Hamlet (2000)
September 5, 2011
Hamlet (2000)
We own about four versions of this most famous Shakespeare play. We’ve already reviewed for our project the complete and uncut play as produced by Kenneth Branaugh. We’ve also reviewed the Complete Works of William Shakespeare (Abridged) wherin Adam Long and his compatriots do a very much abbreviated version of Hamlet, then do it faster, then do it faster still, then do it backwards. Although we haven’t reviewed it (because our vast MST collection is not a part of this project) we even have a black and white version of the film produced for German television. So come we tonight to this, the millennial adaptation of the film set in the modern day and starring, amongst many others, Ethan Hawke as Hamlet.
This version of the takes the tale replaces the medieval kingdoms of the play with the modern royalty of today – the uber-rich aristocracy of the corporate aristocracy. Denmakr, therefore is a corporation, the head of which has recently died.
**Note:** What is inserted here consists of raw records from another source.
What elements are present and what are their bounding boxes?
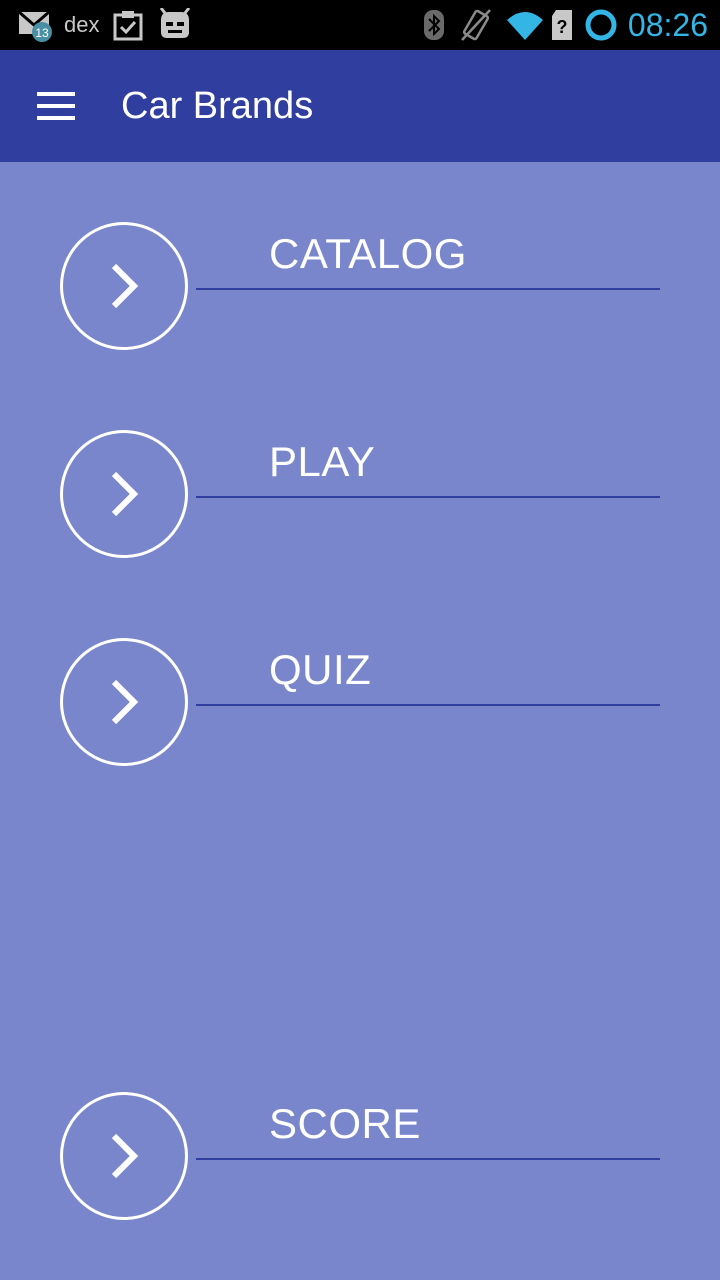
sync-ring-icon bbox=[584, 8, 618, 42]
bluetooth-icon bbox=[422, 8, 446, 42]
navigation-drawer-button[interactable] bbox=[24, 76, 88, 136]
menu-item-play[interactable]: PLAY bbox=[60, 430, 660, 560]
score-circle-button[interactable] bbox=[60, 1092, 188, 1220]
catalog-circle-button[interactable] bbox=[60, 222, 188, 350]
chevron-right-icon bbox=[111, 679, 139, 725]
divider-line bbox=[196, 496, 660, 498]
clipboard-check-icon bbox=[113, 9, 143, 41]
play-circle-button[interactable] bbox=[60, 430, 188, 558]
status-clock: 08:26 bbox=[627, 6, 708, 43]
status-bar-left: 13 dex bbox=[18, 0, 207, 50]
wifi-icon bbox=[506, 8, 544, 42]
quiz-circle-button[interactable] bbox=[60, 638, 188, 766]
status-bar-right: ? 08:26 bbox=[422, 0, 708, 50]
menu-item-label: PLAY bbox=[269, 438, 376, 485]
gmail-icon: 13 bbox=[18, 8, 54, 42]
menu-item-label: CATALOG bbox=[269, 230, 467, 277]
gmail-badge: 13 bbox=[35, 26, 49, 40]
app-bar: Car Brands bbox=[0, 50, 720, 162]
sim-unknown-icon: ? bbox=[550, 8, 574, 42]
menu-item-score[interactable]: SCORE bbox=[60, 1092, 660, 1222]
status-bar: 13 dex ? 08:26 bbox=[0, 0, 720, 50]
menu-item-label: SCORE bbox=[269, 1100, 421, 1147]
divider-line bbox=[196, 1158, 660, 1160]
chevron-right-icon bbox=[111, 1133, 139, 1179]
hamburger-menu-icon bbox=[37, 92, 75, 120]
chevron-right-icon bbox=[111, 263, 139, 309]
svg-text:?: ? bbox=[556, 17, 567, 37]
carrier-text: dex bbox=[64, 12, 100, 37]
menu-item-label: QUIZ bbox=[269, 646, 372, 693]
screen: 13 dex ? 08:26 Car Brands CATALOG PLAY Q… bbox=[0, 0, 720, 1280]
cyanogenmod-icon bbox=[157, 8, 193, 42]
divider-line bbox=[196, 288, 660, 290]
vibrate-icon bbox=[460, 8, 492, 42]
chevron-right-icon bbox=[111, 471, 139, 517]
divider-line bbox=[196, 704, 660, 706]
app-title: Car Brands bbox=[121, 85, 314, 127]
menu-item-quiz[interactable]: QUIZ bbox=[60, 638, 660, 768]
menu-item-catalog[interactable]: CATALOG bbox=[60, 222, 660, 352]
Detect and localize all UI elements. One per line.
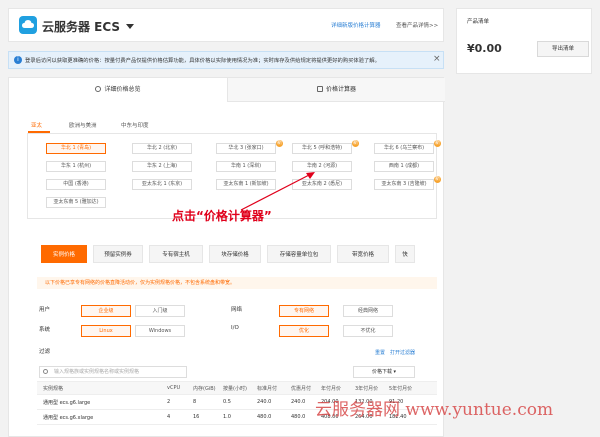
annotation-arrow	[240, 172, 315, 211]
table-cell: 通用型 ecs.g6.large	[43, 400, 91, 406]
column-header[interactable]: 内存(GiB)	[193, 385, 216, 392]
new-badge: 新	[276, 140, 283, 147]
table-cell: 0.5	[223, 399, 231, 405]
region-option[interactable]: 华北 6 (乌兰察布)	[374, 143, 434, 154]
region-option[interactable]: 华北 3 (张家口)	[216, 143, 276, 154]
price-hint: 以下价格已享专有网络的价格直降活动价，仅为实例规格价格，不包含系统盘和带宽。	[37, 277, 437, 289]
filter-label: 过滤	[39, 349, 51, 355]
product-tab[interactable]: 预留实例券	[93, 245, 143, 263]
product-tab[interactable]: 块存储价格	[209, 245, 261, 263]
column-header[interactable]: 3年付月价	[355, 385, 378, 392]
region-tab-europe-americas[interactable]: 欧洲与美洲	[69, 121, 97, 129]
tab-price-overview[interactable]: 详细价格总览	[9, 78, 227, 102]
product-tab[interactable]: 专有宿主机	[149, 245, 203, 263]
column-header[interactable]: vCPU	[167, 385, 180, 391]
total-price: ¥0.00	[467, 42, 502, 55]
search-icon	[43, 369, 48, 374]
user-entry-option[interactable]: 入门级	[135, 305, 185, 317]
network-label: 网络	[231, 307, 243, 313]
region-option[interactable]: 华北 5 (呼和浩特)	[292, 143, 352, 154]
calculator-link[interactable]: 详细新版价格计算器	[331, 21, 381, 29]
table-cell: 通用型 ecs.g6.xlarge	[43, 415, 94, 421]
os-windows-option[interactable]: Windows	[135, 325, 185, 337]
column-header[interactable]: 5年付月价	[389, 385, 412, 392]
price-download-button[interactable]: 价格下载 ▾	[353, 366, 415, 378]
product-tab[interactable]: 快	[395, 245, 415, 263]
table-cell: 240.0	[257, 399, 272, 405]
price-download-label: 价格下载	[371, 369, 392, 375]
table-cell: 16	[193, 414, 200, 420]
region-option[interactable]: 西南 1 (成都)	[374, 161, 434, 172]
column-header[interactable]: 实例规格	[43, 385, 63, 392]
network-vpc-option[interactable]: 专有网络	[279, 305, 329, 317]
region-option[interactable]: 华东 2 (上海)	[132, 161, 192, 172]
reset-link[interactable]: 重置	[375, 349, 385, 356]
region-tab-middle-east-india[interactable]: 中东与印度	[121, 121, 149, 129]
region-tab-apac[interactable]: 亚太	[31, 121, 42, 129]
io-label: I/O	[231, 325, 239, 331]
product-list-panel: 产品清单 ¥0.00 导出清单	[456, 8, 592, 74]
page-title: 云服务器 ECS	[42, 20, 121, 34]
header-bar: 云服务器 ECS 详细新版价格计算器 查看产品详情>>	[8, 8, 444, 42]
os-label: 系统	[39, 327, 51, 333]
search-input[interactable]: 输入规格族或实例规格名称或实例规格	[39, 366, 187, 378]
export-list-button[interactable]: 导出清单	[537, 41, 589, 57]
table-cell: 480.0	[257, 414, 272, 420]
network-classic-option[interactable]: 经典网络	[343, 305, 393, 317]
watermark: 云服务器网 www.yuntue.com	[315, 400, 554, 420]
region-option[interactable]: 华北 2 (北京)	[132, 143, 192, 154]
column-header[interactable]: 按量(小时)	[223, 385, 247, 392]
cloud-logo-icon	[19, 16, 37, 34]
table-cell: 480.0	[291, 414, 306, 420]
new-badge: 新	[352, 140, 359, 147]
product-tab[interactable]: 带宽价格	[337, 245, 389, 263]
notice-text: 登录后访问以获取更准确的价格：按量付费产品仅提供价格估算功能，具体价格以实际使用…	[25, 58, 380, 64]
new-badge: 新	[434, 176, 441, 183]
column-header[interactable]: 年付月价	[321, 385, 341, 392]
table-cell: 2	[167, 399, 171, 405]
new-badge: 新	[434, 140, 441, 147]
product-tab[interactable]: 实例价格	[41, 245, 87, 263]
tab-price-calculator[interactable]: 价格计算器	[227, 78, 445, 102]
table-cell: 240.0	[291, 399, 306, 405]
io-unoptimized-option[interactable]: 不优化	[343, 325, 393, 337]
product-list-title: 产品清单	[467, 19, 490, 25]
info-icon: i	[14, 56, 22, 64]
table-header: 实例规格 vCPU 内存(GiB) 按量(小时) 标准月付 优惠月付 年付月价 3年付月价 5年…	[37, 381, 437, 395]
column-header[interactable]: 标准月付	[257, 385, 277, 392]
column-header[interactable]: 优惠月付	[291, 385, 311, 392]
product-tab[interactable]: 存储容量单位包	[267, 245, 331, 263]
table-cell: 8	[193, 399, 197, 405]
user-enterprise-option[interactable]: 企业级	[81, 305, 131, 317]
globe-icon	[95, 86, 102, 92]
io-optimized-option[interactable]: 优化	[279, 325, 329, 337]
region-option[interactable]: 华北 1 (青岛)	[46, 143, 106, 154]
product-details-link[interactable]: 查看产品详情>>	[396, 21, 438, 29]
pricing-panel: 详细价格总览 价格计算器 亚太 欧洲与美洲 中东与印度 华北 1 (青岛) 华北 …	[8, 77, 445, 437]
region-option[interactable]: 华东 1 (杭州)	[46, 161, 106, 172]
table-cell: 4	[167, 414, 171, 420]
user-label: 用户	[39, 307, 51, 313]
calculator-icon	[316, 86, 323, 92]
notice-bar: i 登录后访问以获取更准确的价格：按量付费产品仅提供价格估算功能，具体价格以实际…	[8, 51, 444, 69]
close-icon[interactable]: ×	[433, 54, 441, 64]
tab-label: 详细价格总览	[104, 86, 141, 93]
os-linux-option[interactable]: Linux	[81, 325, 131, 337]
region-option[interactable]: 中国 (香港)	[46, 179, 106, 190]
region-option[interactable]: 亚太东南 5 (雅加达)	[46, 197, 106, 208]
chevron-down-icon[interactable]	[126, 24, 134, 29]
tab-label: 价格计算器	[325, 86, 356, 93]
open-filter-link[interactable]: 打开过滤器	[390, 349, 415, 356]
table-cell: 1.0	[223, 414, 231, 420]
region-option[interactable]: 亚太东南 3 (吉隆坡)	[374, 179, 434, 190]
region-option[interactable]: 亚太东北 1 (东京)	[132, 179, 192, 190]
The son of the head of Denmark Corp, Hamlet, returns from school for the funeral and is shocked to find his mother already being betrothed to his dead father’s brother. The story is unchanged of course, and the dialog is all Shakespeare, but it is much truncated and the order of some scenes is altered (for example it begins not with “Oh, that this too, too solid flesh would melt” but with Hamlet’s speech to Rosencrantz and Guildenstern about what a beast is man.)
Hawke’s Hamlet is not so much mad as sullen. He’s an artist and a angst ridden recluse, but he never seems insane. He toys with video cameras and monitors and a small portable editing deck. The play-within-a-play takes the form of a home-made film. (The players are gone entirely.) Hamlet’s melancholy airs fir perfectly into the generation-why mould of an idle teenager in the late nineties. His many soliloquies are split between voice-overs of his inner monologue and video diaries.
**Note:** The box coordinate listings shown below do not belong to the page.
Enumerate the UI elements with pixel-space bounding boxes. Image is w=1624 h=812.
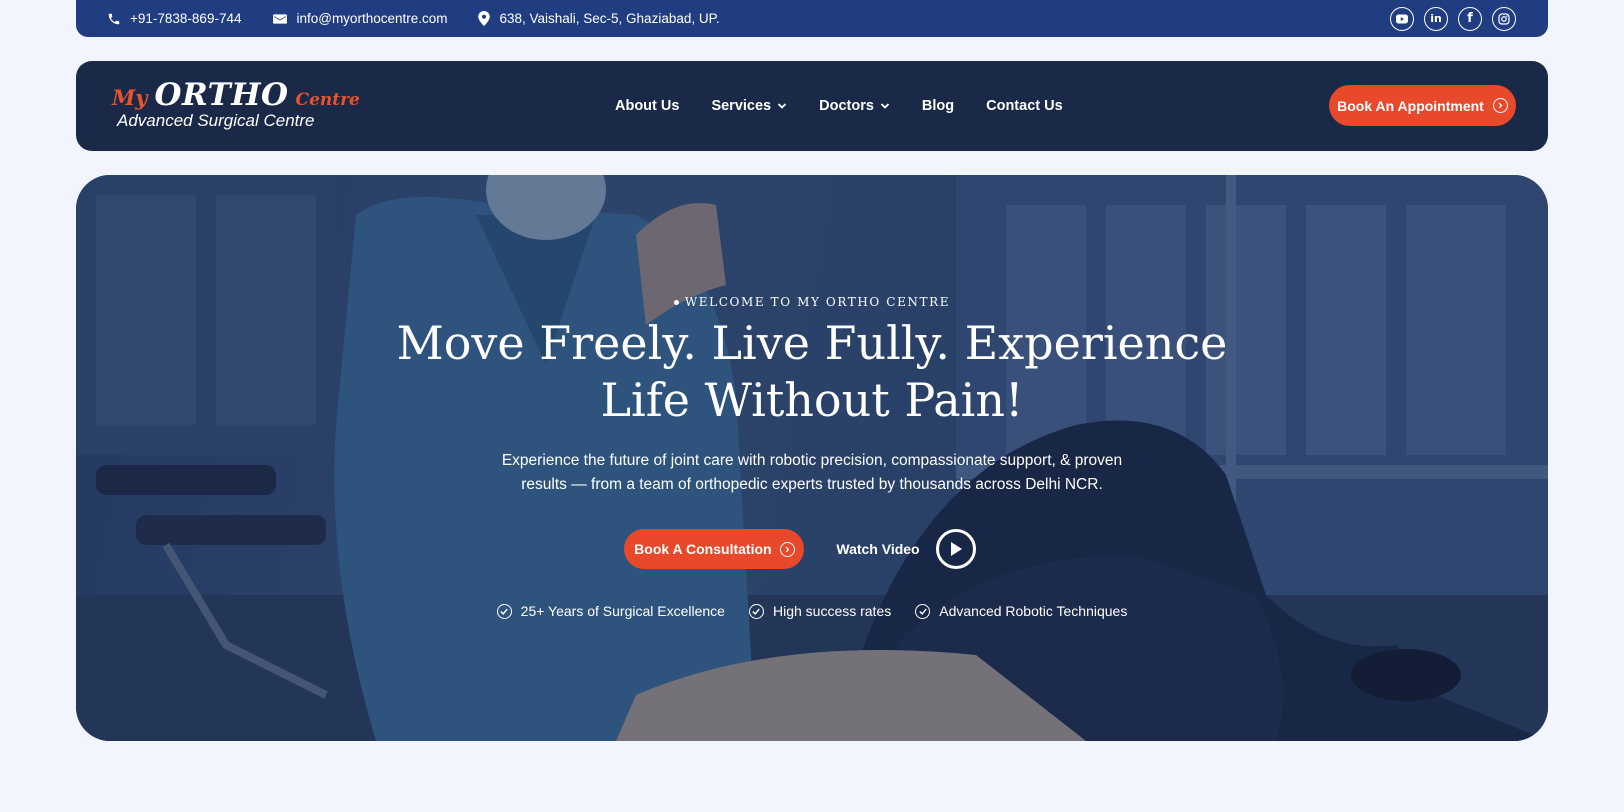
map-pin-icon — [478, 11, 491, 26]
social-links: in f — [1390, 6, 1516, 31]
chevron-right-icon — [1492, 98, 1508, 113]
check-circle-icon — [748, 603, 764, 619]
nav-item-label: Contact Us — [986, 98, 1063, 114]
envelope-icon — [273, 13, 288, 24]
contact-email[interactable]: info@myorthocentre.com — [273, 11, 447, 26]
feature-item: Advanced Robotic Techniques — [915, 603, 1127, 619]
contact-address[interactable]: 638, Vaishali, Sec-5, Ghaziabad, UP. — [478, 11, 720, 26]
book-appointment-button[interactable]: Book An Appointment — [1329, 85, 1516, 126]
bullet-icon — [673, 299, 679, 305]
chevron-down-icon — [880, 103, 890, 109]
hero-content: WELCOME TO MY ORTHO CENTRE Move Freely. … — [76, 175, 1548, 741]
linkedin-icon[interactable]: in — [1424, 6, 1448, 31]
hero-title-line2: Life Without Pain! — [600, 373, 1024, 427]
phone-icon — [108, 13, 120, 24]
book-consultation-label: Book A Consultation — [634, 541, 772, 557]
facebook-icon[interactable]: f — [1458, 6, 1482, 31]
logo-wordmark: My ORTHO Centre — [112, 77, 360, 113]
feature-item: 25+ Years of Surgical Excellence — [496, 603, 725, 619]
check-circle-icon — [496, 603, 512, 619]
hero-desc-line2: results — from a team of orthopedic expe… — [521, 476, 1103, 493]
nav-item-label: Blog — [921, 98, 955, 114]
site-header: My ORTHO Centre Advanced Surgical Centre… — [76, 61, 1548, 151]
address-text: 638, Vaishali, Sec-5, Ghaziabad, UP. — [499, 11, 720, 26]
hero-title-line1: Move Freely. Live Fully. Experience — [396, 316, 1228, 370]
feature-label: 25+ Years of Surgical Excellence — [520, 603, 725, 619]
hero-desc-line1: Experience the future of joint care with… — [501, 452, 1123, 469]
feature-label: Advanced Robotic Techniques — [939, 603, 1128, 619]
nav-item-doctors[interactable]: Doctors — [819, 98, 890, 114]
instagram-icon[interactable] — [1492, 6, 1516, 31]
watch-video-button[interactable]: Watch Video — [836, 529, 976, 569]
play-icon[interactable] — [935, 529, 976, 569]
book-consultation-button[interactable]: Book A Consultation — [624, 529, 805, 569]
logo-centre: Centre — [295, 90, 360, 110]
hero-actions: Book A Consultation Watch Video — [76, 529, 1548, 569]
nav-item-blog[interactable]: Blog — [922, 98, 954, 114]
main-nav: About Us Services Doctors Blog Contact U… — [615, 61, 1063, 151]
nav-item-label: About Us — [615, 98, 680, 114]
chevron-right-icon — [779, 541, 795, 557]
email-address: info@myorthocentre.com — [296, 11, 448, 26]
hero-eyebrow: WELCOME TO MY ORTHO CENTRE — [76, 295, 1548, 309]
hero-title: Move Freely. Live Fully. Experience Life… — [76, 315, 1548, 429]
site-logo[interactable]: My ORTHO Centre Advanced Surgical Centre — [112, 77, 360, 137]
hero-description: Experience the future of joint care with… — [76, 449, 1548, 497]
book-appointment-label: Book An Appointment — [1337, 97, 1484, 114]
logo-tagline: Advanced Surgical Centre — [117, 111, 315, 130]
phone-number: +91-7838-869-744 — [130, 11, 242, 26]
nav-item-label: Doctors — [819, 98, 874, 114]
eyebrow-text: WELCOME TO MY ORTHO CENTRE — [684, 295, 951, 309]
contact-phone[interactable]: +91-7838-869-744 — [107, 11, 241, 26]
top-info-bar: +91-7838-869-744 info@myorthocentre.com … — [76, 0, 1548, 37]
nav-item-label: Services — [711, 98, 772, 114]
nav-item-about-us[interactable]: About Us — [615, 98, 679, 114]
feature-item: High success rates — [748, 603, 892, 619]
hero-section: WELCOME TO MY ORTHO CENTRE Move Freely. … — [76, 175, 1548, 741]
logo-ortho: ORTHO — [154, 77, 289, 113]
youtube-icon[interactable] — [1390, 6, 1414, 31]
logo-my: My — [112, 85, 148, 110]
nav-item-contact-us[interactable]: Contact Us — [986, 98, 1063, 114]
chevron-down-icon — [777, 103, 787, 109]
feature-label: High success rates — [772, 603, 892, 619]
watch-video-label: Watch Video — [836, 541, 920, 557]
check-circle-icon — [915, 603, 931, 619]
nav-item-services[interactable]: Services — [711, 98, 787, 114]
hero-features: 25+ Years of Surgical Excellence High su… — [76, 603, 1548, 619]
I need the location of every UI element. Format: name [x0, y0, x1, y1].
Ophelia, for her part, is a photographer in this version. The flowers she presents to her brother during her final speech are polaroid pictures. When she is sent by her father and Hamlet’s uncle the new king to spy on Hamlet they listen on on a concealed wire. It is during these two scenes that I am most moved by this production. Julia Stiles is an exceptional actress, and her Ophelia is almost painful to watch in her desperation as Hamlet, in his obsession, first denies his love for her and then accidentally kills her father. Really hers is the most tragic story in the entire tale of Hamlet – an innocent who is used and discarded – who looses everything she holds dear.
The modern day setting of the story works pretty well for the most part. The substitution of faxes for messengers, computer documents for missives, planes for ships all do not feel inappropriate. There is a very odd couple scenes that take place in a Blockbuster store which feel particularly strange to me, since I worked in a store that looked just like that (beck before DVDs replaced all the tapes on the shelves. Only for the climactic scene does it seem a little odd that Laertes and Hamlet choose to duel using foils. (The first time I watched this I wondered through the entire film how they were going to make this scene work since they had replaced swords throughout with guns. They do modernise it somewhat using electric fencing gear and dispensing with the poison-tipped sword, but the duel itself seems an anachronism in the world of the movie.
As is often the case with high profile Shakespearean adaptations there’s a fantastic cast gathered together here. Bill Murray in the role of Polonius does what I think is the best job of taking the Shakespearean dialog and making it feel understandable and natural in the mouth of a modern character. There are all kinds of familiar faces throughout the production from Kyle MacLachlan as Claudius to Liev Schreiber as Laertes and even brief appearances by Tim Blake Nelson and Paul Bartel. My favorite moment in the entire film is the epilogue, delivered by Robert MacNeil (familiar to any fan of PBS news in the eighties and nineties) as a news report.
I do admit that Hamlet is not my favorite play of all time. I’m just not a fan of tragedy in general, and there is so much angst and pain in this script. I do enjoy seeing different interpretations of the same work though. I like seeing how a new cast and director can breathe new life into a familiar subject. This is a great example of that, and it makes me want to see other versions as well. I don’t think we’re likely to get the Mel Gibson one, but I’d very much like to get the Laurence Olivier some day. For now we’re done with Hamlet though. More’s the pity.